Some of the remarks of P’s staff sounded Limbaugh-esque, and it’s quite possible they talked that way because they regularly listened to the Pig Man’s invective and that influenced their discourse.
This is not to say their comments were not cause for serious concern. If they talked that way they thought that way. Words are powerful, even if they come from Limbaugh’s porcine lips. Remember that some of the torture techniques used in the American Gulag were inspired by scenes in “24”.

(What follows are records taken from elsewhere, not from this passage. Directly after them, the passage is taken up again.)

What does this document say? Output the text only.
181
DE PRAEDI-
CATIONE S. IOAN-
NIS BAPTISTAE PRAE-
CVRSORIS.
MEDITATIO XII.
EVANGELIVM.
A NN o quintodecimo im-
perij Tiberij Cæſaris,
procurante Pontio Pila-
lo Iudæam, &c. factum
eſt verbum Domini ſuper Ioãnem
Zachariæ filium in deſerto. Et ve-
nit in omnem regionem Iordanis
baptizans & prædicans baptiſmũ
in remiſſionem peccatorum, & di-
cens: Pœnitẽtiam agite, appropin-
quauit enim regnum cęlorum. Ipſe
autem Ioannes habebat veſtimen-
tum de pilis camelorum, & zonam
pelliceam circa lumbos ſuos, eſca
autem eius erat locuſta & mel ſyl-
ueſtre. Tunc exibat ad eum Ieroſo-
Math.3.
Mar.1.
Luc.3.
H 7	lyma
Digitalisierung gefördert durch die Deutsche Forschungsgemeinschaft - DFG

Given that it triggered a check on incipient military insubordination, the bottom line on the Rolling Stones article is that it jerked a knot in the tail of a command that was heading for autonomy. Who knows, it may even have made a military coup a little less likely.
Too bad Burns had to lose access over it, huh?
Na Dean.None of all that- Now jes simma down thar.He(Burns) caught some soldier doing what soldiers of all ranks do.Jaw boning and grumbling.My favorite thing about all this is that the minute Obama gave command to general “BETRAY US”all the lib sights pulled down that little aside to the general and formed a new name.General save us..Within hours they did a 180.And I checked the top ten press animals who attacked the general in the past..Not a word.What a load of jerks..
You seem to haaaaate Rush Limbaugh.Pig man?Because he once was overweight?What dirty little animal -esque name do you call our president?Or how about his wife?Or his children?Certainly you would pull no punches if it came to Sarah Palin or her kids.
You hate Rush because he is effective.Very effective.The pig man with the porcine lips is worth an army of men who would do nothing but drag liberal lies into the sunlight.I remember when he said obama will have to try to change direction and try to keep Bush tax cuts.He said even the dumbest of Dems can see not doing so would amount to another huge tax raise in a year when Jan 1rst all our taxes will skyrocket.I thought him wrong.Yet as I am writing this Fox is reporting he may extend the Bush tax cuts.Right again el Rushbo.God you guys do nash your sharp little teeth at he and Sarah.Love it love it love it!